1 tbsp agave (or any liquid sweetener)


  • Cook the quinoa according to packet instructions. I use 250g quinoa to 375ml water and a pinch of salt. I steam the quinoa on a low heat for about 15 minutes until the quinoa has soaked up all the water. Then, in a colander,  run the quinoa under cold water until it is cool.
  • For the tofu, pre-heat the oven to 200 degrees C. Slice the block of tofu in to slabs around 1cm thick and place on a baking tray. Smother with the vegetable oil and tamari, and sprinkle with a pinch of salt and pepper. Place in the oven and bake for around 30-45 minutes, until it is beginning to develop a crispy exterior. Remove from the oven, allow to cool and cut in to bite size chunks.
  • For the vegetables, cut the carrots in to chunks and roughly chop the pak choi. I tend to cook these together, with the carrots boiling in some hot water in a pan for around 10 minutes and the pak choi steaming in a sieve above the carrots, with the saucepan lid tightly on. This way, both vegetables are cooked together, and are just tender at the same time. Like you did with the quinoa, drain the vegetables and run under cold water until they are cool; this will halt the cooking process.

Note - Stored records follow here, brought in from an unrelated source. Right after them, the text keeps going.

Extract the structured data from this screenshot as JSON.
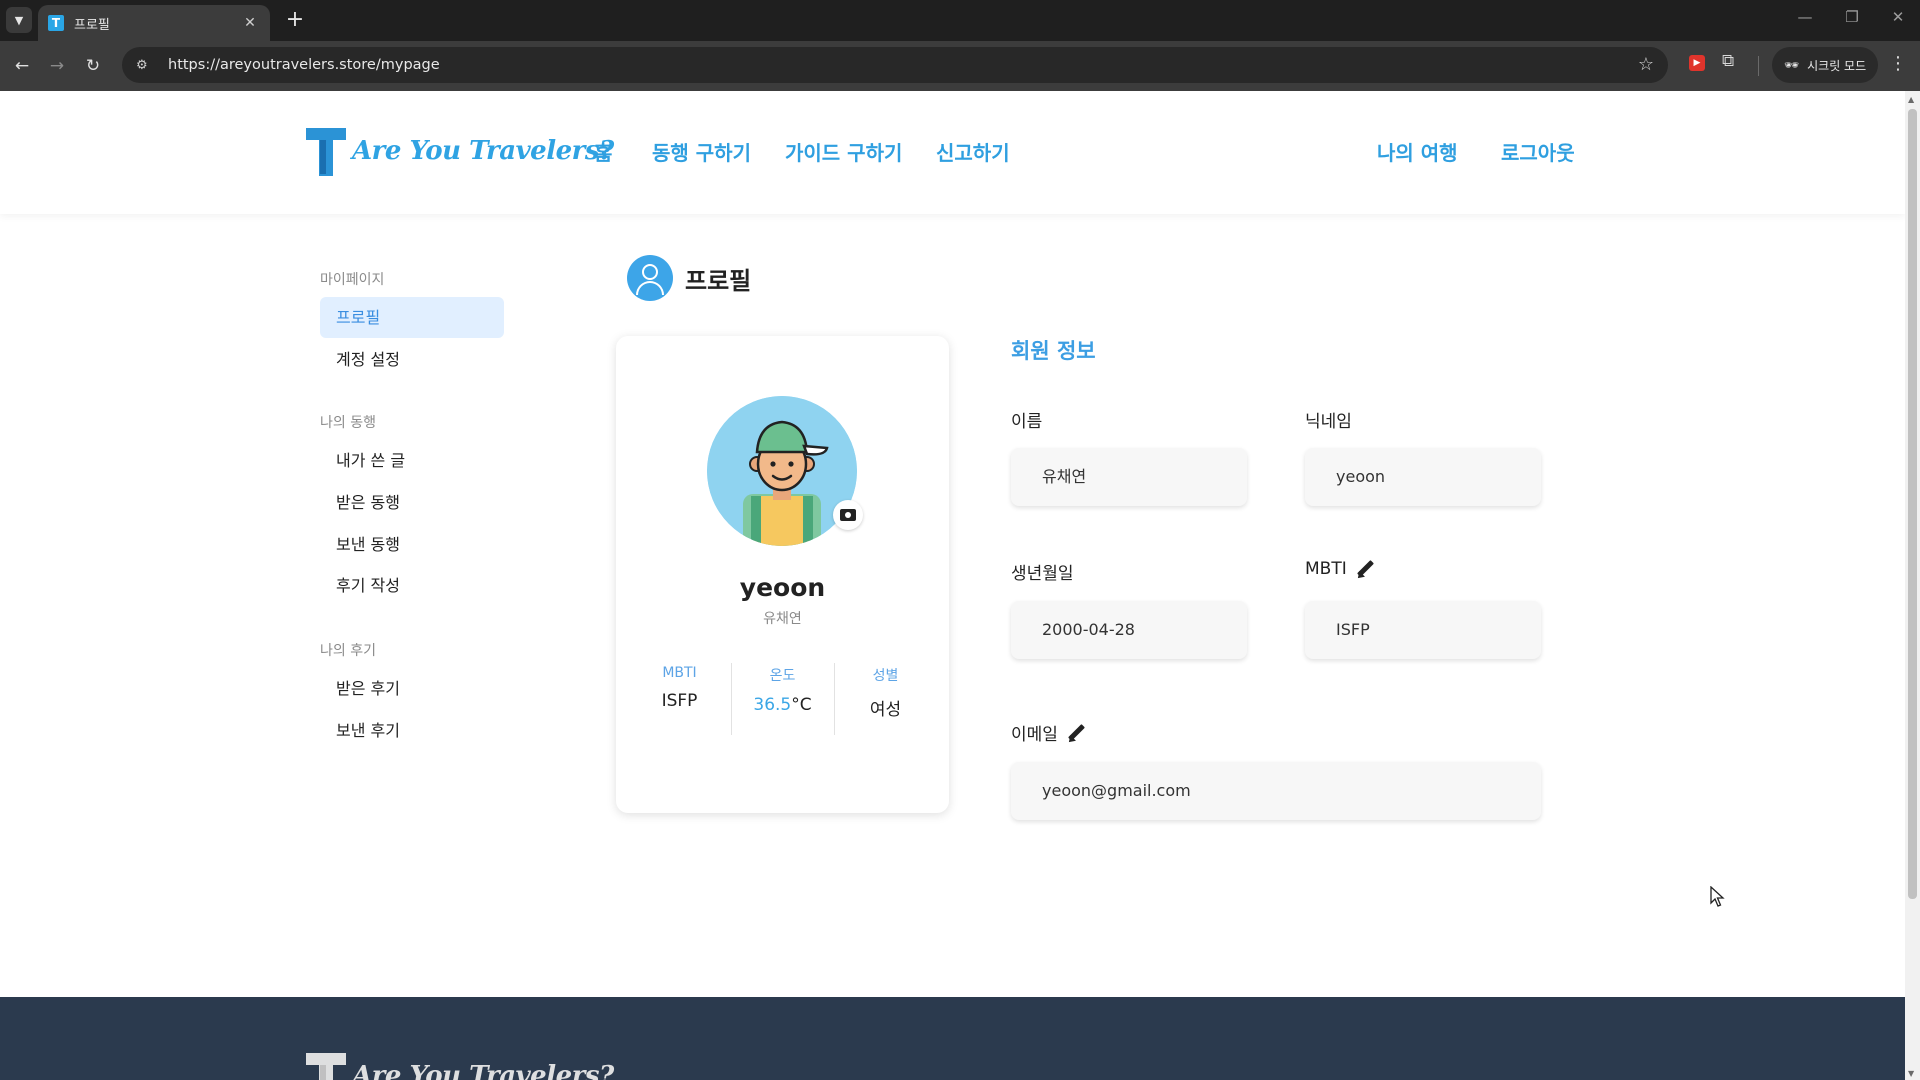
{
  "browser": {
    "tab_title": "프로필",
    "tab_favicon": "T",
    "url": "https://areyoutravelers.store/mypage",
    "incognito_label": "시크릿 모드",
    "new_tab": "+",
    "close_tab": "✕"
  },
  "site": {
    "logo_text": "Are You Travelers?",
    "nav": [
      "홈",
      "동행 구하기",
      "가이드 구하기",
      "신고하기"
    ],
    "nav_right": [
      "나의 여행",
      "로그아웃"
    ]
  },
  "sidebar": {
    "groups": [
      {
        "title": "마이페이지",
        "items": [
          "프로필",
          "계정 설정"
        ]
      },
      {
        "title": "나의 동행",
        "items": [
          "내가 쓴 글",
          "받은 동행",
          "보낸 동행",
          "후기 작성"
        ]
      },
      {
        "title": "나의 후기",
        "items": [
          "받은 후기",
          "보낸 후기"
        ]
      }
    ],
    "active": "프로필"
  },
  "profile": {
    "title": "프로필",
    "nickname": "yeoon",
    "name": "유채연",
    "stats": {
      "mbti_label": "MBTI",
      "mbti": "ISFP",
      "temp_label": "온도",
      "temp_value": "36.5",
      "temp_unit": "°C",
      "gender_label": "성별",
      "gender": "여성"
    }
  },
  "member_info": {
    "title": "회원 정보",
    "name_label": "이름",
    "name": "유채연",
    "nickname_label": "닉네임",
    "nickname": "yeoon",
    "birth_label": "생년월일",
    "birth": "2000-04-28",
    "mbti_label": "MBTI",
    "mbti": "ISFP",
    "email_label": "이메일",
    "email": "yeoon@gmail.com"
  },
  "colors": {
    "brand": "#2f9fe0",
    "active_bg": "#e1efff",
    "footer": "#2b3a4e"
  }
}
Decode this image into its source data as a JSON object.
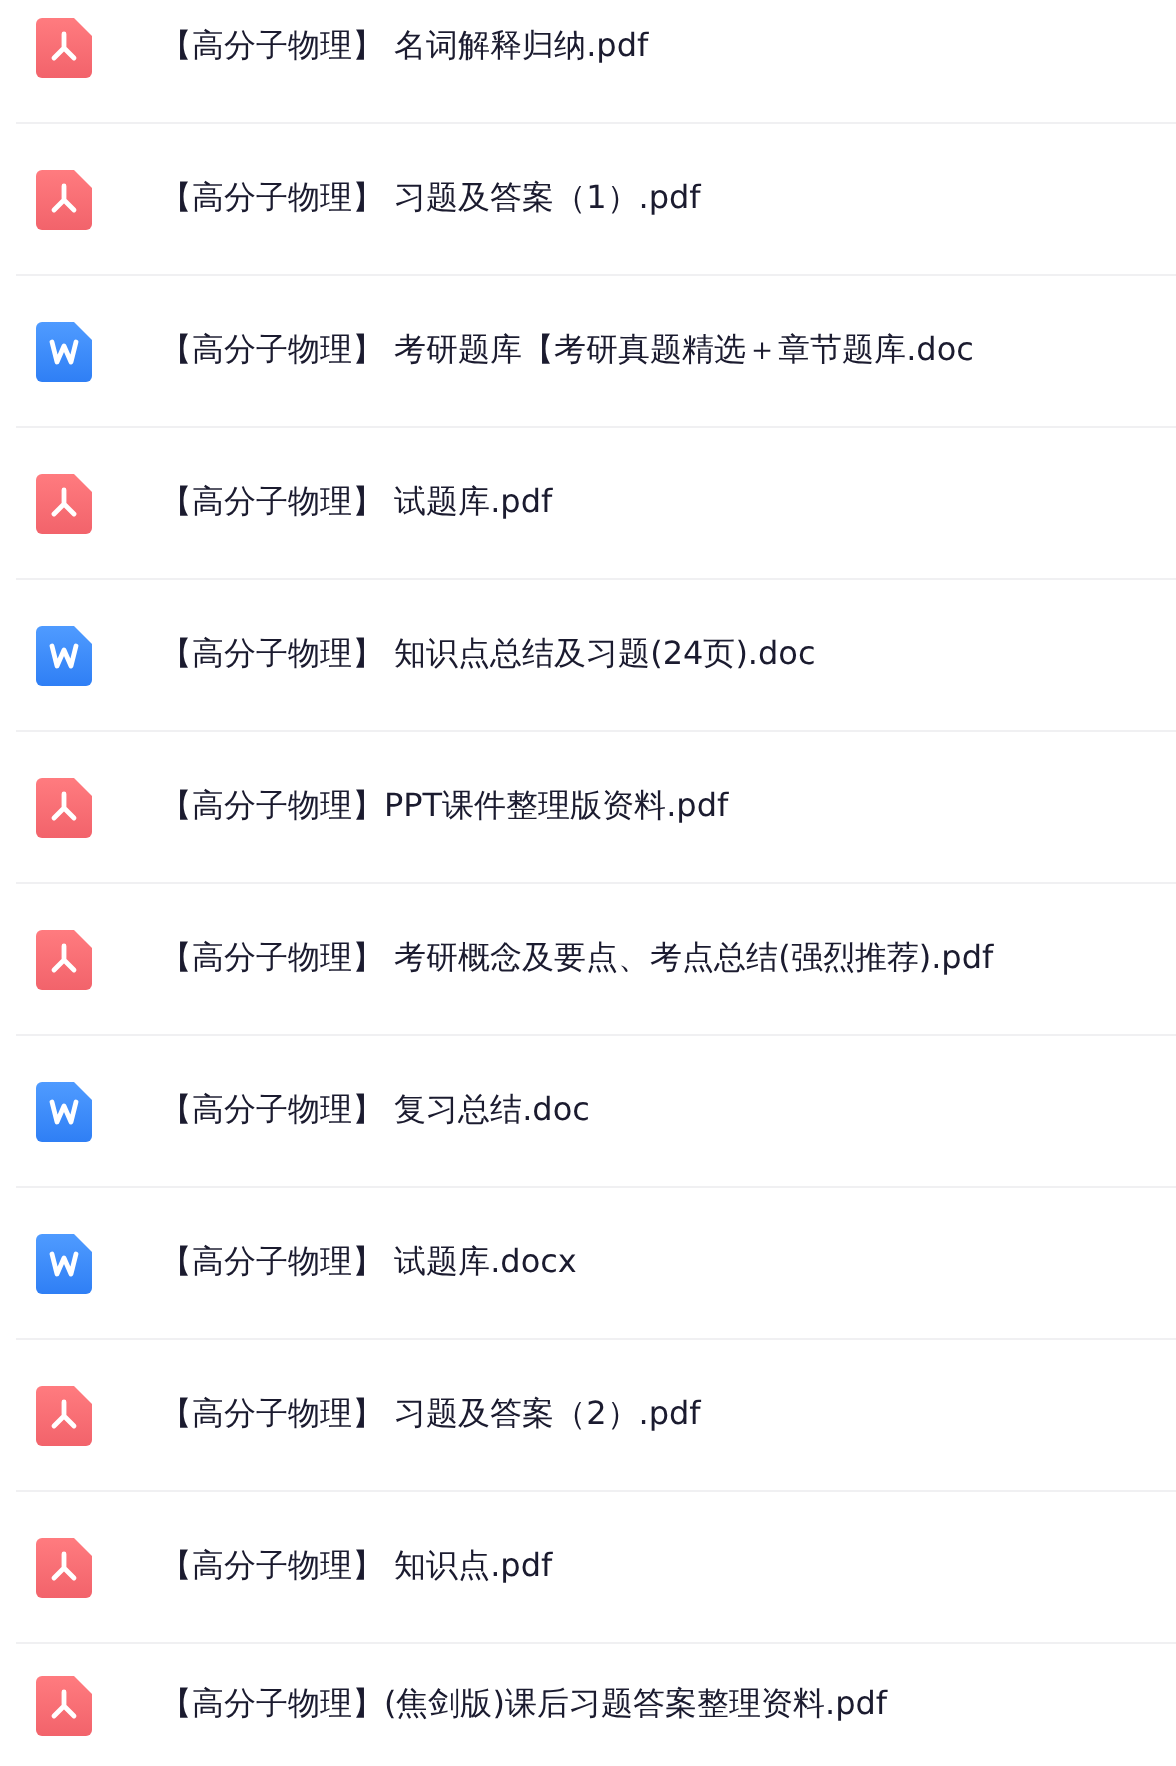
{
  "files": [
    {
      "kind": "pdf",
      "name": "【高分子物理】 名词解释归纳.pdf"
    },
    {
      "kind": "pdf",
      "name": "【高分子物理】 习题及答案（1）.pdf"
    },
    {
      "kind": "word",
      "name": "【高分子物理】 考研题库【考研真题精选＋章节题库.doc"
    },
    {
      "kind": "pdf",
      "name": "【高分子物理】 试题库.pdf"
    },
    {
      "kind": "word",
      "name": "【高分子物理】 知识点总结及习题(24页).doc"
    },
    {
      "kind": "pdf",
      "name": "【高分子物理】PPT课件整理版资料.pdf"
    },
    {
      "kind": "pdf",
      "name": "【高分子物理】 考研概念及要点、考点总结(强烈推荐).pdf"
    },
    {
      "kind": "word",
      "name": "【高分子物理】 复习总结.doc"
    },
    {
      "kind": "word",
      "name": "【高分子物理】 试题库.docx"
    },
    {
      "kind": "pdf",
      "name": "【高分子物理】 习题及答案（2）.pdf"
    },
    {
      "kind": "pdf",
      "name": "【高分子物理】 知识点.pdf"
    },
    {
      "kind": "pdf",
      "name": "【高分子物理】(焦剑版)课后习题答案整理资料.pdf"
    }
  ]
}
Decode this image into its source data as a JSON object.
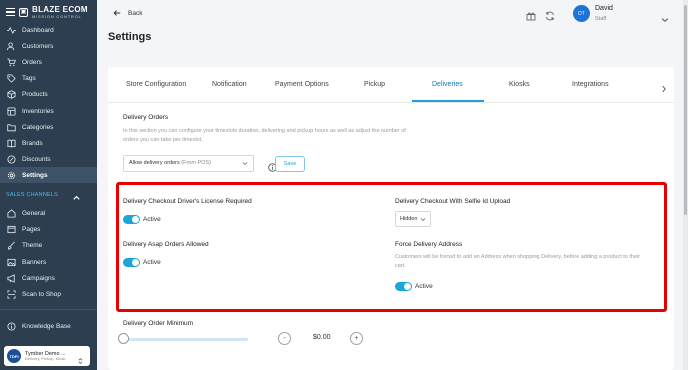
{
  "sidebar": {
    "brand": {
      "name": "BLAZE ECOM",
      "tagline": "MISSION CONTROL"
    },
    "items": [
      {
        "label": "Dashboard",
        "icon": "activity-icon"
      },
      {
        "label": "Customers",
        "icon": "users-icon"
      },
      {
        "label": "Orders",
        "icon": "cart-icon"
      },
      {
        "label": "Tags",
        "icon": "tag-icon"
      },
      {
        "label": "Products",
        "icon": "box-icon"
      },
      {
        "label": "Inventories",
        "icon": "layers-icon"
      },
      {
        "label": "Categories",
        "icon": "folder-icon"
      },
      {
        "label": "Brands",
        "icon": "book-icon"
      },
      {
        "label": "Discounts",
        "icon": "discount-icon"
      },
      {
        "label": "Settings",
        "icon": "gear-icon",
        "active": true
      }
    ],
    "section_label": "SALES CHANNELS",
    "channel_items": [
      {
        "label": "General",
        "icon": "home-icon"
      },
      {
        "label": "Pages",
        "icon": "pages-icon"
      },
      {
        "label": "Theme",
        "icon": "brush-icon"
      },
      {
        "label": "Banners",
        "icon": "image-icon"
      },
      {
        "label": "Campaigns",
        "icon": "megaphone-icon"
      },
      {
        "label": "Scan to Shop",
        "icon": "scan-icon"
      }
    ],
    "knowledge_base": "Knowledge Base",
    "store": {
      "avatar": "TDPI",
      "name": "Tymber Demo ...",
      "subtitle": "Delivery, Pickup, Kiosk"
    }
  },
  "header": {
    "back_label": "Back",
    "user": {
      "initials": "DT",
      "name": "David",
      "role": "Staff"
    }
  },
  "page_title": "Settings",
  "tabs": [
    {
      "label": "Store Configuration"
    },
    {
      "label": "Notification"
    },
    {
      "label": "Payment Options"
    },
    {
      "label": "Pickup"
    },
    {
      "label": "Deliveries",
      "active": true
    },
    {
      "label": "Kiosks"
    },
    {
      "label": "Integrations"
    }
  ],
  "delivery_orders": {
    "title": "Delivery Orders",
    "description": "In this section you can configure your timeslots duration, delivering and pickup hours as well as adjust the number of orders you can take per timeslot.",
    "select_value": "Allow delivery orders",
    "select_suffix": "(From POS)",
    "save_label": "Save"
  },
  "highlight": {
    "license_title": "Delivery Checkout Driver's License Required",
    "license_status": "Active",
    "asap_title": "Delivery Asap Orders Allowed",
    "asap_status": "Active",
    "selfie_title": "Delivery Checkout With Selfie Id Upload",
    "selfie_value": "Hidden",
    "force_title": "Force Delivery Address",
    "force_description": "Customers will be forced to add an Address when shopping Delivery, before adding a product to their cart.",
    "force_status": "Active"
  },
  "order_minimum": {
    "title": "Delivery Order Minimum",
    "value": "$0.00",
    "minus": "-",
    "plus": "+"
  },
  "colors": {
    "accent": "#1da2dc",
    "sidebar": "#2c3e50",
    "highlight": "#e60000"
  }
}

  • For the dressing,  I use a food processor to whiz up the coriander, peanut butter, coconut milk, garlic, lime zest and juice, salt, chilli flakes, pepper and agave until a smooth consistency if formed.
  • Finally, combine all the ingredients. I use my hands to incorporate the quinoa, tofu, vegetables and dressing to make sure everything is mixed in.
  • Garnish with roasted cashew nuts, lots of chopped coriander, extra chilli flakes (if you want) and a wedge of lime.